# Tips to find a (small) lost scorpion



## ScorpDude (Dec 23, 2006)

My moron of a brother came back yesterday and opened one of the tups that my heterometrus fulvipes slings are in and let it out  He completely denies it but the only possibility is it was him. The scorp is small (2nd instar so about 3cm inc tail) and I'm really not sure how I'm going to find him. I looked last night with a little torch (don't have a UV light yet, but oddly enough I ordered one yesterday morning, I had no idea how useful is may come to be at the time). Its really cold around here now (probably 5c or so in the room it got out) so I've put a heatat down next to the skirting board with a tub which is kept dark and humid with coco fibre on it. I'm hoping to coax it into that (I stand VERY little chance of finding it as it is because its so tiny and there is a sizable gap that it could have just walked under to get behind the skirting boards. I'm hoping the fact its cold and dry will make it seek out heat and humidity.
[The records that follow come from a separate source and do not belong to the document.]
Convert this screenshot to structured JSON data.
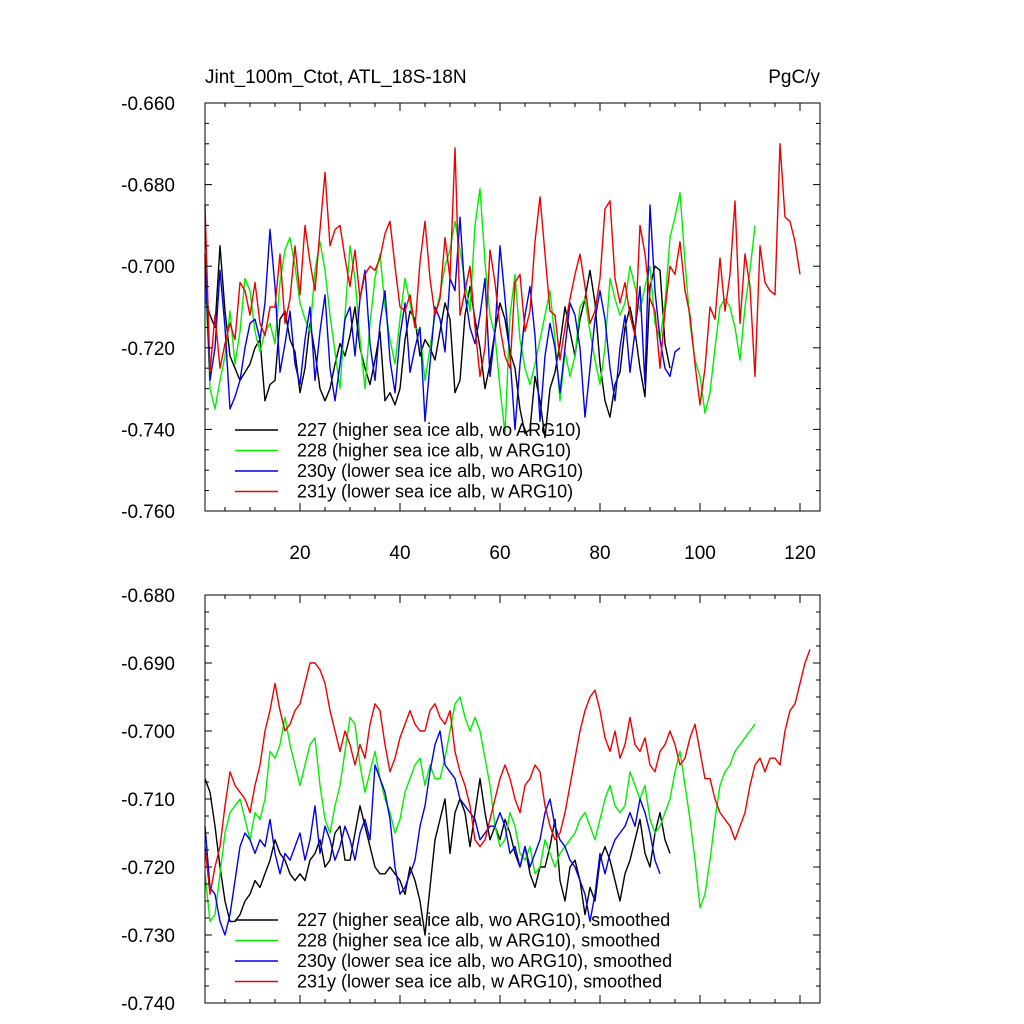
{
  "title": "Jint_100m_Ctot, ATL_18S-18N",
  "units": "PgC/y",
  "colors": {
    "227": "#000000",
    "228": "#00ee00",
    "230y": "#0000ee",
    "231y": "#ee0000"
  },
  "chart_data": [
    {
      "type": "line",
      "panel": "top",
      "xlim": [
        1,
        124
      ],
      "ylim": [
        -0.76,
        -0.66
      ],
      "x_ticks": [
        20,
        40,
        60,
        80,
        100,
        120
      ],
      "x_tick_labels": [
        "20",
        "40",
        "60",
        "80",
        "100",
        "120"
      ],
      "y_ticks": [
        -0.76,
        -0.74,
        -0.72,
        -0.7,
        -0.68,
        -0.66
      ],
      "y_tick_labels": [
        "-0.760",
        "-0.740",
        "-0.720",
        "-0.700",
        "-0.680",
        "-0.660"
      ],
      "legend_position": "bottom-left",
      "series": [
        {
          "name": "227 (higher sea ice alb, wo ARG10)",
          "key": "227",
          "x_start": 1,
          "values": [
            -0.708,
            -0.712,
            -0.715,
            -0.695,
            -0.711,
            -0.722,
            -0.725,
            -0.728,
            -0.726,
            -0.724,
            -0.72,
            -0.718,
            -0.733,
            -0.729,
            -0.728,
            -0.713,
            -0.711,
            -0.718,
            -0.721,
            -0.731,
            -0.725,
            -0.714,
            -0.721,
            -0.73,
            -0.733,
            -0.73,
            -0.724,
            -0.719,
            -0.722,
            -0.717,
            -0.71,
            -0.72,
            -0.725,
            -0.729,
            -0.723,
            -0.716,
            -0.733,
            -0.731,
            -0.734,
            -0.73,
            -0.718,
            -0.711,
            -0.713,
            -0.722,
            -0.718,
            -0.72,
            -0.723,
            -0.716,
            -0.709,
            -0.713,
            -0.731,
            -0.728,
            -0.712,
            -0.705,
            -0.713,
            -0.72,
            -0.73,
            -0.724,
            -0.716,
            -0.709,
            -0.713,
            -0.721,
            -0.725,
            -0.735,
            -0.741,
            -0.74,
            -0.727,
            -0.733,
            -0.742,
            -0.73,
            -0.726,
            -0.719,
            -0.71,
            -0.716,
            -0.722,
            -0.713,
            -0.708,
            -0.701,
            -0.709,
            -0.724,
            -0.733,
            -0.737,
            -0.729,
            -0.726,
            -0.715,
            -0.71,
            -0.716,
            -0.725,
            -0.732,
            -0.705,
            -0.7,
            -0.701,
            -0.719,
            -0.725
          ]
        },
        {
          "name": "228 (higher sea ice alb, w ARG10)",
          "key": "228",
          "x_start": 1,
          "values": [
            -0.7,
            -0.73,
            -0.735,
            -0.728,
            -0.722,
            -0.711,
            -0.724,
            -0.716,
            -0.703,
            -0.706,
            -0.716,
            -0.721,
            -0.716,
            -0.714,
            -0.719,
            -0.704,
            -0.696,
            -0.693,
            -0.7,
            -0.709,
            -0.713,
            -0.716,
            -0.701,
            -0.694,
            -0.701,
            -0.712,
            -0.721,
            -0.73,
            -0.712,
            -0.695,
            -0.703,
            -0.718,
            -0.73,
            -0.714,
            -0.703,
            -0.697,
            -0.71,
            -0.718,
            -0.724,
            -0.713,
            -0.703,
            -0.709,
            -0.715,
            -0.716,
            -0.728,
            -0.72,
            -0.712,
            -0.707,
            -0.7,
            -0.696,
            -0.689,
            -0.696,
            -0.704,
            -0.711,
            -0.69,
            -0.681,
            -0.699,
            -0.712,
            -0.717,
            -0.73,
            -0.741,
            -0.712,
            -0.702,
            -0.718,
            -0.725,
            -0.729,
            -0.724,
            -0.718,
            -0.712,
            -0.706,
            -0.718,
            -0.733,
            -0.721,
            -0.727,
            -0.722,
            -0.71,
            -0.708,
            -0.716,
            -0.723,
            -0.729,
            -0.72,
            -0.703,
            -0.708,
            -0.712,
            -0.709,
            -0.7,
            -0.705,
            -0.711,
            -0.705,
            -0.7,
            -0.714,
            -0.718,
            -0.709,
            -0.693,
            -0.688,
            -0.682,
            -0.699,
            -0.714,
            -0.723,
            -0.727,
            -0.736,
            -0.731,
            -0.72,
            -0.71,
            -0.708,
            -0.71,
            -0.715,
            -0.723,
            -0.71,
            -0.701,
            -0.69
          ]
        },
        {
          "name": "230y (lower sea ice alb, wo ARG10)",
          "key": "230y",
          "x_start": 1,
          "values": [
            -0.697,
            -0.728,
            -0.72,
            -0.701,
            -0.715,
            -0.735,
            -0.732,
            -0.728,
            -0.72,
            -0.714,
            -0.713,
            -0.718,
            -0.709,
            -0.691,
            -0.705,
            -0.726,
            -0.719,
            -0.711,
            -0.724,
            -0.729,
            -0.718,
            -0.71,
            -0.728,
            -0.716,
            -0.707,
            -0.725,
            -0.733,
            -0.724,
            -0.713,
            -0.71,
            -0.722,
            -0.708,
            -0.701,
            -0.719,
            -0.728,
            -0.714,
            -0.706,
            -0.723,
            -0.731,
            -0.717,
            -0.709,
            -0.726,
            -0.72,
            -0.715,
            -0.738,
            -0.724,
            -0.71,
            -0.713,
            -0.721,
            -0.703,
            -0.706,
            -0.688,
            -0.707,
            -0.715,
            -0.719,
            -0.712,
            -0.703,
            -0.727,
            -0.716,
            -0.695,
            -0.708,
            -0.722,
            -0.74,
            -0.724,
            -0.712,
            -0.705,
            -0.717,
            -0.738,
            -0.722,
            -0.714,
            -0.72,
            -0.731,
            -0.72,
            -0.709,
            -0.712,
            -0.72,
            -0.737,
            -0.725,
            -0.713,
            -0.706,
            -0.713,
            -0.725,
            -0.733,
            -0.72,
            -0.712,
            -0.726,
            -0.716,
            -0.705,
            -0.729,
            -0.685,
            -0.706,
            -0.718,
            -0.725,
            -0.727,
            -0.721,
            -0.72
          ]
        },
        {
          "name": "231y (lower sea ice alb, w ARG10)",
          "key": "231y",
          "x_start": 1,
          "values": [
            -0.685,
            -0.726,
            -0.712,
            -0.725,
            -0.719,
            -0.714,
            -0.718,
            -0.704,
            -0.706,
            -0.712,
            -0.704,
            -0.714,
            -0.717,
            -0.71,
            -0.71,
            -0.697,
            -0.714,
            -0.708,
            -0.695,
            -0.707,
            -0.69,
            -0.699,
            -0.706,
            -0.691,
            -0.677,
            -0.695,
            -0.691,
            -0.69,
            -0.698,
            -0.705,
            -0.696,
            -0.708,
            -0.702,
            -0.7,
            -0.701,
            -0.698,
            -0.692,
            -0.689,
            -0.7,
            -0.71,
            -0.711,
            -0.707,
            -0.715,
            -0.699,
            -0.689,
            -0.703,
            -0.712,
            -0.708,
            -0.693,
            -0.703,
            -0.671,
            -0.712,
            -0.706,
            -0.7,
            -0.715,
            -0.727,
            -0.72,
            -0.696,
            -0.704,
            -0.715,
            -0.722,
            -0.725,
            -0.704,
            -0.702,
            -0.716,
            -0.711,
            -0.694,
            -0.683,
            -0.697,
            -0.711,
            -0.712,
            -0.723,
            -0.715,
            -0.708,
            -0.702,
            -0.697,
            -0.705,
            -0.714,
            -0.711,
            -0.703,
            -0.686,
            -0.684,
            -0.703,
            -0.709,
            -0.704,
            -0.712,
            -0.717,
            -0.69,
            -0.697,
            -0.708,
            -0.711,
            -0.725,
            -0.711,
            -0.7,
            -0.702,
            -0.694,
            -0.706,
            -0.712,
            -0.724,
            -0.734,
            -0.725,
            -0.71,
            -0.713,
            -0.698,
            -0.711,
            -0.702,
            -0.684,
            -0.714,
            -0.697,
            -0.705,
            -0.727,
            -0.695,
            -0.704,
            -0.706,
            -0.707,
            -0.67,
            -0.688,
            -0.689,
            -0.694,
            -0.702
          ]
        }
      ]
    },
    {
      "type": "line",
      "panel": "bottom",
      "xlim": [
        1,
        124
      ],
      "ylim": [
        -0.74,
        -0.68
      ],
      "x_ticks": [
        20,
        40,
        60,
        80,
        100,
        120
      ],
      "y_ticks": [
        -0.74,
        -0.73,
        -0.72,
        -0.71,
        -0.7,
        -0.69,
        -0.68
      ],
      "y_tick_labels": [
        "-0.740",
        "-0.730",
        "-0.720",
        "-0.710",
        "-0.700",
        "-0.690",
        "-0.680"
      ],
      "legend_position": "bottom-left",
      "series": [
        {
          "name": "227 (higher sea ice alb, wo ARG10), smoothed",
          "key": "227",
          "x_start": 1,
          "values": [
            -0.707,
            -0.709,
            -0.714,
            -0.72,
            -0.725,
            -0.728,
            -0.728,
            -0.727,
            -0.725,
            -0.724,
            -0.722,
            -0.723,
            -0.721,
            -0.719,
            -0.716,
            -0.718,
            -0.719,
            -0.721,
            -0.722,
            -0.721,
            -0.722,
            -0.719,
            -0.718,
            -0.716,
            -0.72,
            -0.719,
            -0.715,
            -0.714,
            -0.719,
            -0.719,
            -0.715,
            -0.711,
            -0.714,
            -0.717,
            -0.72,
            -0.721,
            -0.721,
            -0.72,
            -0.721,
            -0.722,
            -0.724,
            -0.72,
            -0.722,
            -0.725,
            -0.73,
            -0.723,
            -0.716,
            -0.713,
            -0.71,
            -0.718,
            -0.712,
            -0.71,
            -0.712,
            -0.717,
            -0.712,
            -0.707,
            -0.712,
            -0.716,
            -0.714,
            -0.716,
            -0.713,
            -0.715,
            -0.718,
            -0.72,
            -0.717,
            -0.721,
            -0.723,
            -0.72,
            -0.72,
            -0.717,
            -0.713,
            -0.722,
            -0.725,
            -0.72,
            -0.719,
            -0.722,
            -0.727,
            -0.723,
            -0.725,
            -0.719,
            -0.717,
            -0.719,
            -0.722,
            -0.725,
            -0.721,
            -0.719,
            -0.716,
            -0.713,
            -0.718,
            -0.72,
            -0.715,
            -0.712,
            -0.716,
            -0.718
          ]
        },
        {
          "name": "228 (higher sea ice alb, w ARG10), smoothed",
          "key": "228",
          "x_start": 1,
          "values": [
            -0.721,
            -0.728,
            -0.727,
            -0.721,
            -0.715,
            -0.712,
            -0.711,
            -0.71,
            -0.713,
            -0.716,
            -0.712,
            -0.713,
            -0.71,
            -0.703,
            -0.704,
            -0.702,
            -0.698,
            -0.702,
            -0.705,
            -0.708,
            -0.705,
            -0.702,
            -0.701,
            -0.708,
            -0.713,
            -0.715,
            -0.711,
            -0.708,
            -0.703,
            -0.698,
            -0.699,
            -0.705,
            -0.709,
            -0.706,
            -0.703,
            -0.707,
            -0.71,
            -0.712,
            -0.715,
            -0.713,
            -0.709,
            -0.707,
            -0.705,
            -0.704,
            -0.708,
            -0.705,
            -0.707,
            -0.707,
            -0.704,
            -0.7,
            -0.696,
            -0.695,
            -0.698,
            -0.7,
            -0.698,
            -0.7,
            -0.704,
            -0.708,
            -0.714,
            -0.717,
            -0.716,
            -0.712,
            -0.714,
            -0.718,
            -0.719,
            -0.717,
            -0.721,
            -0.72,
            -0.716,
            -0.718,
            -0.72,
            -0.718,
            -0.717,
            -0.716,
            -0.715,
            -0.713,
            -0.712,
            -0.714,
            -0.716,
            -0.713,
            -0.71,
            -0.708,
            -0.711,
            -0.712,
            -0.711,
            -0.706,
            -0.708,
            -0.71,
            -0.708,
            -0.713,
            -0.715,
            -0.714,
            -0.712,
            -0.71,
            -0.706,
            -0.703,
            -0.708,
            -0.713,
            -0.719,
            -0.726,
            -0.724,
            -0.719,
            -0.713,
            -0.708,
            -0.706,
            -0.705,
            -0.703,
            -0.702,
            -0.701,
            -0.7,
            -0.699
          ]
        },
        {
          "name": "230y (lower sea ice alb, wo ARG10), smoothed",
          "key": "230y",
          "x_start": 1,
          "values": [
            -0.714,
            -0.723,
            -0.724,
            -0.728,
            -0.73,
            -0.727,
            -0.722,
            -0.717,
            -0.715,
            -0.716,
            -0.718,
            -0.716,
            -0.717,
            -0.713,
            -0.718,
            -0.721,
            -0.718,
            -0.719,
            -0.717,
            -0.715,
            -0.719,
            -0.716,
            -0.711,
            -0.718,
            -0.714,
            -0.716,
            -0.719,
            -0.717,
            -0.714,
            -0.716,
            -0.719,
            -0.715,
            -0.713,
            -0.716,
            -0.705,
            -0.707,
            -0.709,
            -0.713,
            -0.72,
            -0.724,
            -0.723,
            -0.721,
            -0.719,
            -0.714,
            -0.711,
            -0.706,
            -0.702,
            -0.7,
            -0.705,
            -0.706,
            -0.707,
            -0.71,
            -0.711,
            -0.712,
            -0.713,
            -0.716,
            -0.715,
            -0.714,
            -0.714,
            -0.712,
            -0.714,
            -0.718,
            -0.717,
            -0.72,
            -0.717,
            -0.72,
            -0.718,
            -0.716,
            -0.712,
            -0.71,
            -0.714,
            -0.716,
            -0.717,
            -0.719,
            -0.72,
            -0.722,
            -0.724,
            -0.728,
            -0.724,
            -0.718,
            -0.721,
            -0.718,
            -0.716,
            -0.715,
            -0.714,
            -0.712,
            -0.714,
            -0.71,
            -0.712,
            -0.715,
            -0.719,
            -0.721
          ]
        },
        {
          "name": "231y (lower sea ice alb, w ARG10), smoothed",
          "key": "231y",
          "x_start": 1,
          "values": [
            -0.717,
            -0.724,
            -0.72,
            -0.717,
            -0.711,
            -0.706,
            -0.708,
            -0.709,
            -0.71,
            -0.712,
            -0.708,
            -0.705,
            -0.7,
            -0.697,
            -0.693,
            -0.697,
            -0.7,
            -0.699,
            -0.697,
            -0.696,
            -0.693,
            -0.69,
            -0.69,
            -0.691,
            -0.693,
            -0.697,
            -0.7,
            -0.703,
            -0.7,
            -0.702,
            -0.705,
            -0.702,
            -0.704,
            -0.699,
            -0.696,
            -0.697,
            -0.702,
            -0.706,
            -0.704,
            -0.701,
            -0.699,
            -0.697,
            -0.699,
            -0.7,
            -0.7,
            -0.697,
            -0.696,
            -0.698,
            -0.699,
            -0.697,
            -0.703,
            -0.706,
            -0.708,
            -0.711,
            -0.716,
            -0.717,
            -0.716,
            -0.713,
            -0.71,
            -0.707,
            -0.705,
            -0.707,
            -0.71,
            -0.712,
            -0.708,
            -0.707,
            -0.705,
            -0.706,
            -0.711,
            -0.714,
            -0.716,
            -0.715,
            -0.712,
            -0.708,
            -0.704,
            -0.7,
            -0.697,
            -0.695,
            -0.694,
            -0.697,
            -0.701,
            -0.703,
            -0.7,
            -0.704,
            -0.702,
            -0.698,
            -0.702,
            -0.703,
            -0.701,
            -0.705,
            -0.706,
            -0.703,
            -0.702,
            -0.7,
            -0.702,
            -0.705,
            -0.704,
            -0.701,
            -0.699,
            -0.703,
            -0.707,
            -0.707,
            -0.71,
            -0.712,
            -0.713,
            -0.714,
            -0.716,
            -0.714,
            -0.712,
            -0.708,
            -0.705,
            -0.704,
            -0.706,
            -0.704,
            -0.704,
            -0.705,
            -0.7,
            -0.697,
            -0.696,
            -0.693,
            -0.69,
            -0.688
          ]
        }
      ]
    }
  ]
}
Does anybody else have any recomendations?


----------



## Alakdan (Dec 23, 2006)

I think you already got it.  I would do the same and set-up an ideal environment in one corner.  Hopefully that will attract your scorp.  Have you checked your shoes and your bed?  These are the usual warm spots in a room.


----------



## FOOTBALL FAN (Dec 23, 2006)

good luck with finding him


----------



## G. Carnell (Dec 23, 2006)

;/ ;(

good luck...

when i lost my H.spinifer, i followed the warmest possible path it could have taken, down my hall, into my bathroom and into a closet, and so i reached into the closest dark corner, and got pinched!

try this danny!


----------



## EAD063 (Dec 23, 2006)

Do you use a heat lamp?   Put a hide and the lamp in a corner and see if he can find his way "home"...


----------



## Leiurus87 (Dec 23, 2006)

Good luck, id go with the heat lamp. Whenever i lost a C gracilis scorpling theyd always end up being found on the ceiling, although i doubt a more terrestrial sling would do that


----------



## cacoseraph (Dec 23, 2006)

sounds like a blacklight might be a good investment too.

it is so useful for seperating babies that just having one around anyways is worth it

... plus, that never fails to impress normals at least a little bit


----------



## pandinus (Dec 24, 2006)

you know, i have never not recovered an escapee, yet at the same time, the UV light has never helped. They always just turn up. i have never had any sucess in looking for them. hopefully it will just turn up.


----------



## cacoseraph (Dec 24, 2006)

pandinus said:


> you know, i have never not recovered an escapee, yet at the same time, the UV light has never helped. They always just turn up. i have never had any sucess in looking for them. hopefully it will just turn up.


heh, me too.  the cats found one and random people found the rest. my bro found one when he was on the toilet before


----------



## oddT (May 28, 2014)

*sooo me*

This is so me right now, I just lost my Liosoma, im just about to go buy a black light, hopefully I can find it!!!


----------



## G. Carnell (May 29, 2014)

yes... Good luck


When you find it - make sure you don't repeat the mistake 

Any* Buthidae* you keep should have a 0% chance of escape!



I've got one of these type of flashlights: http://www.amazon.com/LEDwholesaler...&qid=1401368961&sr=8-2&keywords=uv+flashlight
They're awesome and very powerful, if theres a scorpion hiding you will find it with that kind of light


----------



## BAM1082 (May 29, 2014)

Been there; you only do it once lol. 

I bought like $50 worth of blacklights and rigged up the whole house. 

I think if your working with any scorpions a UV is a must; I even use it when preparing to work in tanks with more than one scorpion. 
I'd never try to clean a bark scorpions tank without one. 

Go to a party store; buy compact florescent bulbs coated w/ the "black light paint" ; should be able to grab them for 2-3$ a pop.


----------